In 2012, Gov. Paul LePage issued an executive order requiring the Department of Education to expand access to online learning opportunities for Maine’s students. Two years have passed, and the greater community of 185,000 Maine students is still missing the real promise of digital learning.

The Legislature is now considering a bill, LD 1736, which offers Maine the best chance of fulfilling the governor’s vision. LD 1736 would create a digital learning exchange that all Maine schools could access for resources ranging from single lessons to entire courses.

This bill would put us on a path to expand access to virtual learning resources for all Maine students. It would enable Maine’s public schools to blend the best of both worlds: traditional classroom environments supplemented by virtual learning opportunities.

This approach would complement the work of our school districts. Our brick-and-mortar schools have the largest footprint in our communities, from traditional classrooms to technical and adult education programs, to name a few examples. Providing these schools with a digital exchange is the most efficient way to expand access to virtual learning resources.

A blended learning environment would strengthen Maine’s K-12 education system by enabling schools to bring additional resources to students in need of differentiated educational experiences outside the traditional classroom.

We agree that virtual learning is an important new tool for Maine’s education toolbox, particularly because we are a rural state, and it can be a challenge to connect students with the resources they need. Virtual learning can help us overcome that challenge.

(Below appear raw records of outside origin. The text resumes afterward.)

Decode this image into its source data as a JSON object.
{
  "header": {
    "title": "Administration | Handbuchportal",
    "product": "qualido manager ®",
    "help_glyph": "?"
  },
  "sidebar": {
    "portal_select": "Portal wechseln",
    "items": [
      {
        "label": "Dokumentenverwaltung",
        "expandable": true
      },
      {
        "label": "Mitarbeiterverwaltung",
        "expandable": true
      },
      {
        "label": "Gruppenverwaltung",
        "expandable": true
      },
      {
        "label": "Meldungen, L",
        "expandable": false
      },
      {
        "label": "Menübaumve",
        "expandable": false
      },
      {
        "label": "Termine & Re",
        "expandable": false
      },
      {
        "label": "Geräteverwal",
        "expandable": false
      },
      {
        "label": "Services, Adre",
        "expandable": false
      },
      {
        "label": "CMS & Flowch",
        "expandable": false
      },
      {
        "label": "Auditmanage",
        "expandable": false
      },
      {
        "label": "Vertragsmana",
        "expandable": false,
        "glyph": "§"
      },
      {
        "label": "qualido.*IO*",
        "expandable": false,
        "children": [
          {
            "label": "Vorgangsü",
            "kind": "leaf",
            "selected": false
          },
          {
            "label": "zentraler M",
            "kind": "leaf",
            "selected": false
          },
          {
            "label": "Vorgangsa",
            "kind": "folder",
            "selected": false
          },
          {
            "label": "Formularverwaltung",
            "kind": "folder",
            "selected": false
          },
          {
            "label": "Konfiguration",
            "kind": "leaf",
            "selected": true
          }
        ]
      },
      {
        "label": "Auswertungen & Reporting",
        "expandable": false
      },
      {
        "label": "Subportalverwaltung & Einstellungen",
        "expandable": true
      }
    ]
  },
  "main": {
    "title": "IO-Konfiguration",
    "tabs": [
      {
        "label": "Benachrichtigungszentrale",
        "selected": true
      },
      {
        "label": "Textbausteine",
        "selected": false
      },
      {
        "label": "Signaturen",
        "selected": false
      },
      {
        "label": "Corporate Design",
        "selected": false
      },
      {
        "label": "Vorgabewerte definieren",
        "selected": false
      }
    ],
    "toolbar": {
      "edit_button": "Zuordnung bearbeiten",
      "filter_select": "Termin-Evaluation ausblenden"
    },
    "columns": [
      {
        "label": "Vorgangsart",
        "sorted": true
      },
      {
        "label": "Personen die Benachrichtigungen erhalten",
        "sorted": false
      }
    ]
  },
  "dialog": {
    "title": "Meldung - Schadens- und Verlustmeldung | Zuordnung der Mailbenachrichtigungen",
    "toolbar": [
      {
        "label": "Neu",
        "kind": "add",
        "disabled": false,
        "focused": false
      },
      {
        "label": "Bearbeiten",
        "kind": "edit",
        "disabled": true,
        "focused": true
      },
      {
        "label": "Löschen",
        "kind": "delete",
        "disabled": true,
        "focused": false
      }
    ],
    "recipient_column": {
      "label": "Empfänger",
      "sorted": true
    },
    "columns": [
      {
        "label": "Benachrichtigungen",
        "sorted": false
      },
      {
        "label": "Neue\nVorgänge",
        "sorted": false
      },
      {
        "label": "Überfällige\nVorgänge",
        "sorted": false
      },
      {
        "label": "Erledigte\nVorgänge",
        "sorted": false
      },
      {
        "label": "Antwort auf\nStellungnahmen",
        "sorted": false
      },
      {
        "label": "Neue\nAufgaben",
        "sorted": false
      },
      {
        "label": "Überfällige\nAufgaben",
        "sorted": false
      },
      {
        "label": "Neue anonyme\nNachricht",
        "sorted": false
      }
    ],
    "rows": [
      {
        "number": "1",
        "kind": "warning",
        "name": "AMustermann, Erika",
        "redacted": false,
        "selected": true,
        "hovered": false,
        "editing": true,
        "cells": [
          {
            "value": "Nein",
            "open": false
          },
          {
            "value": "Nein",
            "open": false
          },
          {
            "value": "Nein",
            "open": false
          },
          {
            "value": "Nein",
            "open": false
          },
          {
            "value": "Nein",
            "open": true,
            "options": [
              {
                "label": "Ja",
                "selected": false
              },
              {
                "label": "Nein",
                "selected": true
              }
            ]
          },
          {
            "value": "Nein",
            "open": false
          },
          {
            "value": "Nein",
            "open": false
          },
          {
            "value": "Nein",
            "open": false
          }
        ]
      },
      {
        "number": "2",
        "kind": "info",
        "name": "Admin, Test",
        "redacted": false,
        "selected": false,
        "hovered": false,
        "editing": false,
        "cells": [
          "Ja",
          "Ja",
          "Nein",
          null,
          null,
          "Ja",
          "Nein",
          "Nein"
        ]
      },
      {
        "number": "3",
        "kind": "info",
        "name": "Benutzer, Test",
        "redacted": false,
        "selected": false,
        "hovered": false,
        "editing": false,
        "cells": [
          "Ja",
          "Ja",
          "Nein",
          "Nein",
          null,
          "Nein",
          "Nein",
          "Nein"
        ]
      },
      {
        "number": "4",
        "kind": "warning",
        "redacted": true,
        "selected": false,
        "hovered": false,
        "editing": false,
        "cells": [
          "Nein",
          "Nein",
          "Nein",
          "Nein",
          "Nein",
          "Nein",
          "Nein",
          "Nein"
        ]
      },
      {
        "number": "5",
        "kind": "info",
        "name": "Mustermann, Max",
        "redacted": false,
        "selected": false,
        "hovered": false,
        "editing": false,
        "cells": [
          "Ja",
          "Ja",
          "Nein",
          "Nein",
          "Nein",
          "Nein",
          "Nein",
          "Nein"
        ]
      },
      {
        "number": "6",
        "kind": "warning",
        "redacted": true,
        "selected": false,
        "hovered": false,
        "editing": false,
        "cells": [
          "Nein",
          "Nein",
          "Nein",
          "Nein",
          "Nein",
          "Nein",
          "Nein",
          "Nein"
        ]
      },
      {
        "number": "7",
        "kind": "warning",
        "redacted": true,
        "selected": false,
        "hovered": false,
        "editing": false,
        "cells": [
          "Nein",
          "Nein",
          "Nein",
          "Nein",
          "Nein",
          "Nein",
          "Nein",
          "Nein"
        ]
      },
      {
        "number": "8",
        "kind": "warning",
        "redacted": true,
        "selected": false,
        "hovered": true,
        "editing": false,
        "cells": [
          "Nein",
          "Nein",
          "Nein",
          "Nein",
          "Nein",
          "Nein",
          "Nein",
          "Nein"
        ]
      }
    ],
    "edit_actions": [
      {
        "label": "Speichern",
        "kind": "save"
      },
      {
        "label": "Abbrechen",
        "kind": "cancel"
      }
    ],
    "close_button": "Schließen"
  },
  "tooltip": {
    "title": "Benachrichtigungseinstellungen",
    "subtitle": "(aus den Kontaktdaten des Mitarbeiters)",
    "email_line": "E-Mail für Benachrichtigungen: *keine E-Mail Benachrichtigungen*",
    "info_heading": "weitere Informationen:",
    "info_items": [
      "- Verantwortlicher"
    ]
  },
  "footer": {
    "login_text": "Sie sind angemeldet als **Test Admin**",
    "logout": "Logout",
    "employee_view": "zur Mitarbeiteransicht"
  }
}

It is imperative, however, that we move forward at a pace that allows us to identify best practices. Due diligence will ensure that we spend our state’s public education funds on the most efficient virtual learning model that benefits the greatest number of Mainers. That is why LD 1736 would put a moratorium on the state’s approval of virtual charter schools. We owe it to Maine’s taxpayers to employ state funding for public education as effectively as possible.

Each virtual charter school we approve could take an estimated $3 million out of our state’s public education funds. With already limited public education resources, we have to ask ourselves how we can get the most out of every dollar we spend. A digital learning exchange would increase access to online learning for students at nearly every public school, but individual virtual charter schools would likely only benefit several hundred students.

We are excited about the possibilities of virtual learning. Maine can and should implement a thoughtful and comprehensive model for collaborative virtual learning. As legislators, and as members of the Legislature’s Education and Cultural Affairs Committee, we are committed to ensuring accountability for the quality of the education that all Maine students receive.

LD 1736 offers Maine the best chance it has to develop a virtual learning model that is tailored to the unique needs of all Maine students.

Republican Sen. Brian Langley represents Bar Harbor, Blue Hill, Brooklin, Brooksville, T8 S.D., Cranberry Isles, Deer Isle, Ellsworth, Frenchboro, Gouldsboro, Hancock, Isle au Haut, Lamoine, Mount Desert, Sedgwick, Sorrento, Southwest Harbor, Stonington, Sullivan, Surry, Swan’s Island, Tremont, Trenton and Winter Harbor. Democratic Rep. Brian Hubbell represents Bar Harbor, Cranberry Isles, Mount Desert (part) and Southwest Harbor. Both serve on the Joint Standing Committee on Education and Cultural Affairs.